Und was war dann der Auslöser für ihre spektakuläre Kündigung?

Den Ausschlag gegeben hat schließlich die Erkenntnis, dass Shell Expansionsprojekte in Nigeria baut, neue Offshore-Lizenzen im südlichen Afrika sucht und die britische Regierung unter Druck gesetzt hat, um neue Felder in der Nordsee zu erschließen. Ich wusste, dass ich nicht länger für ein Unternehmen arbeiten konnte, das jeden Alarm ignoriert und die Risiken des Klimawandels und des ökologischen Zusammenbruchs abtut. Dann sah ich vor ein paar Wochen einen Videoclip von der Aktion von Extinction Rebellion in der britischen Shell-Zentrale. Es gab Demonstranten im Gebäude, die Plakate mit der Aufschrift „Insider gesucht“ hochhielten und dazu aufriefen, „die Wahrheit zu sagen“. Das motivierte mich, etwas zu unternehmen.

Wie sind Sie auf die Idee mit dem Video gekommen?

Ich wollte etwas machen, das ich leicht mit Mitarbeitern und Auftragnehmern von Shell und anderen in der Branche teilen könnte, und dies schien eine sehr persönliche und ernsthafte Art zu sein, meine Botschaft zu kommunizieren.

Hat das Konsequenzen für Sie?

Shell war eine bedeutende Einnahmequelle in meinem Geschäft, also gibt es definitiv finanzielle Konsequenzen.

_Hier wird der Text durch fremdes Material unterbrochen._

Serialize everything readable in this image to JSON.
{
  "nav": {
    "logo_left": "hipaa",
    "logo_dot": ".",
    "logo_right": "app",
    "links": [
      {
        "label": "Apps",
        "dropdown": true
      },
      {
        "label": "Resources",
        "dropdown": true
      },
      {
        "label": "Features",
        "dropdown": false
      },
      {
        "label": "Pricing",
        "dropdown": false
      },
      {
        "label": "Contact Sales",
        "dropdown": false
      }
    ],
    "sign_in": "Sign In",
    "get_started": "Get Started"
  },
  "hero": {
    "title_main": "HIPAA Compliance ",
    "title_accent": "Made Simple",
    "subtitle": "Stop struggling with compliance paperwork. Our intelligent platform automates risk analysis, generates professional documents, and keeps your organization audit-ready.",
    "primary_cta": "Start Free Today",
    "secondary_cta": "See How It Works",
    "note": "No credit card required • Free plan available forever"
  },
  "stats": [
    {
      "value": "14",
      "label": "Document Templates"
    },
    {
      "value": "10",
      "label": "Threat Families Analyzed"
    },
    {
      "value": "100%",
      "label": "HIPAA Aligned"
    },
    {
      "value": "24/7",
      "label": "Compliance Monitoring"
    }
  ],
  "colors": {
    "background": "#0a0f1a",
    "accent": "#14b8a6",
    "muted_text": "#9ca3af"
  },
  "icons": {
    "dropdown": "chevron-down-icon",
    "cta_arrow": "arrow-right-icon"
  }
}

Aber sie sind zweitrangig, wenn ich mir selbst treu bleibe. Indem ich diese Nachricht öffentlich an Shell gesendet habe, war ich in der Lage, das Bewusstsein zu schärfen und andere in der Branche zu ermutigen, ihre Position zu überdenken, zumindest regt die Aktion Diskussionen an. Ich rechne damit, dass es rechtliche Konsequenzen geben wird, aber unterm Strich ist es das wert.

Was machen sie jetzt? Haben Sie einen neuen Job?

Mein Unternehmen hat andere Kunden außerhalb des Öl- und Gassektors, daher führen wir weiterhin Forschungs- und Beratungsdienste durch und bewegen uns in Nachhaltigkeitsstrategien für Unternehmen, die wirklich weniger Schaden anrichten wollen.